Natural Resources

Bill to address nuclear, hydrogen workforce needs considered

The Natural Resources Committee heard testimony Feb. 16 on a measure that would require the state Department of Economic Development to create a work group to determine the workforce training needs of the nuclear and hydrogen industries.

Sen. Bruce Bostelman
Sen. Bruce Bostelman

Brainard Sen. Bruce Bostelman, sponsor of LB568, said the work group would collaborate with Nebraska’s community and state colleges to develop coursework and programs that would make the state a leader in nuclear and hydrogen industry training.

Testifying in support of the bill was David Madcharo, energy generation operations program director at Southeast Community College. He said companies around the country are seeking to partner with states to train the next generation of workers needed to operate advanced nuclear reactors and fill other critical infrastructure jobs.

“I think this is a golden opportunity for us to step forward,” Madcharo said.

Amy Ostermeyer of Monolith also testified in support of LB568. She said the company, which uses electricity to turn natural gas into carbon black and hydrogen at a plant near Hallam, plans to begin construction on a second plant in Nebraska next year and needs more highly skilled workers, including engineers, operations managers, plant operators and software developers.

“This important bill will provide the resources and collaboration that is needed to sustain and grow Nebraska’s position on the forefront of the hydrogen and nuclear industries,” Ostermeyer said.

Also in support was Ross McConnell, president of DZ Atlantic, which provides maintenance and construction services to many of the country’s nuclear plants, including Cooper Nuclear Station near Brownville. He said the country faces a “critical” shortage of skilled craft workers such as carpenters, pipefitters and welders.
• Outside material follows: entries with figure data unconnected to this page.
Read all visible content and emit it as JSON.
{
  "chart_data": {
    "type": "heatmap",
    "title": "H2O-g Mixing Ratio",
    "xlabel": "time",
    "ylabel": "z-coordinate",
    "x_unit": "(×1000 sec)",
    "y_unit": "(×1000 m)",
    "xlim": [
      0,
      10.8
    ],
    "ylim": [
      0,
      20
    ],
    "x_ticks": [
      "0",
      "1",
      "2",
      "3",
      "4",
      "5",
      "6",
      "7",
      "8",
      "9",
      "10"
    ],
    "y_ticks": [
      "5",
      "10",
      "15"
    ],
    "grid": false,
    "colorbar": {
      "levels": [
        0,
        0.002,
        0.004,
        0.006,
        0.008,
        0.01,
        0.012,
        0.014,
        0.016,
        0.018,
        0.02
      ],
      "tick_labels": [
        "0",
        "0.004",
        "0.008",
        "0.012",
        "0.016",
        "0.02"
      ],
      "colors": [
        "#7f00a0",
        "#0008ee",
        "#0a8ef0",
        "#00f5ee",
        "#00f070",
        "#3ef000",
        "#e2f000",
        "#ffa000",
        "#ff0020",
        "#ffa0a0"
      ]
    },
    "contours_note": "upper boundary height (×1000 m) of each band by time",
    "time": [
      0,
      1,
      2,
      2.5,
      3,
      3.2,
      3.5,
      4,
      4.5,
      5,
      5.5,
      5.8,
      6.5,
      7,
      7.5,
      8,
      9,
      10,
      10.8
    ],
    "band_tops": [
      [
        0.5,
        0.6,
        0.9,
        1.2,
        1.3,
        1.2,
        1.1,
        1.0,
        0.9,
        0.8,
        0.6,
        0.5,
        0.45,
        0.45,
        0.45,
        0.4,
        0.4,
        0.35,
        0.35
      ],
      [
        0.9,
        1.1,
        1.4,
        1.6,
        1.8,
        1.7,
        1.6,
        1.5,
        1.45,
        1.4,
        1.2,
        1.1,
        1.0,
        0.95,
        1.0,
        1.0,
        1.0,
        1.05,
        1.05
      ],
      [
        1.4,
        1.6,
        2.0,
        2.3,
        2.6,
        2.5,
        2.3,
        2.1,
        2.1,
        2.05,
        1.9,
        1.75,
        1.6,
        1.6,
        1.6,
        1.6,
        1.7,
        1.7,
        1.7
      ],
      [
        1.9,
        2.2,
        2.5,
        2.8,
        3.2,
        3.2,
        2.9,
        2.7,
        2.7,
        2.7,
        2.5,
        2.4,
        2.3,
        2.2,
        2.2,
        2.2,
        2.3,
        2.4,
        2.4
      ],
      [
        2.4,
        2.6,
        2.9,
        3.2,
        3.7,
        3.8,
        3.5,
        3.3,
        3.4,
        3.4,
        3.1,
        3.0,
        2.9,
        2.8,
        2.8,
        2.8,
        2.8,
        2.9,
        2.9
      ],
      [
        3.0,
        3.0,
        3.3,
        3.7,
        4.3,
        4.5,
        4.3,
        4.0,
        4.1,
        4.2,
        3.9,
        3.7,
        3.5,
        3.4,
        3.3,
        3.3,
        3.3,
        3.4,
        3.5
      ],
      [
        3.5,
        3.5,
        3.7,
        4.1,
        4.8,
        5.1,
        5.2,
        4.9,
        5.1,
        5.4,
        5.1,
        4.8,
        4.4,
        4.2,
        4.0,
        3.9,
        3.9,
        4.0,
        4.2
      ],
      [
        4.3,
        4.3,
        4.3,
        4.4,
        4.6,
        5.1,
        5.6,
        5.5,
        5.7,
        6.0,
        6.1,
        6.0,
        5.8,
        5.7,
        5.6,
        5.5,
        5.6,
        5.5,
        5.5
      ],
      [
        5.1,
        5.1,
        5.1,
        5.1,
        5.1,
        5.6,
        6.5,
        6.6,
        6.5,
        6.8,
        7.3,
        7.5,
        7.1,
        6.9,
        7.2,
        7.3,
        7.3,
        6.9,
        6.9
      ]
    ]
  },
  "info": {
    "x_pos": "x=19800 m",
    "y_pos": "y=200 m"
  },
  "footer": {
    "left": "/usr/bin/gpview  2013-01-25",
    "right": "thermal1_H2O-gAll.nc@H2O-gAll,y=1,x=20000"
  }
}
“Workforce development efforts like these proposed in this bill will build a valuable pool of skilled labor right here in Nebraska and will connect those trained residents to plentiful, good-paying and flexible careers,” he said.

Tom Kent testified in support of LB568 on behalf of the Nebraska Public Power District and the Nebraska Power Association. He said the shortage of qualified workers recently forced NPPD to leave Cooper Nuclear Station offline for longer than planned during refueling.

Additionally, Kent said, NPPD is researching the possibility of incorporating small modular nuclear reactors into its electricity generation fleet and is leading an effort to make Nebraska a regional hydrogen hub under a U.S. Department of Energy program.

“To ensure Nebraska is prepared to meet the demand for employees to fill jobs in these promising fields, industry and education institutions must work together to develop the necessary programs and curriculum to train these employees,” he said.

No one testified in opposition to the bill and the committee took no immediate action on it.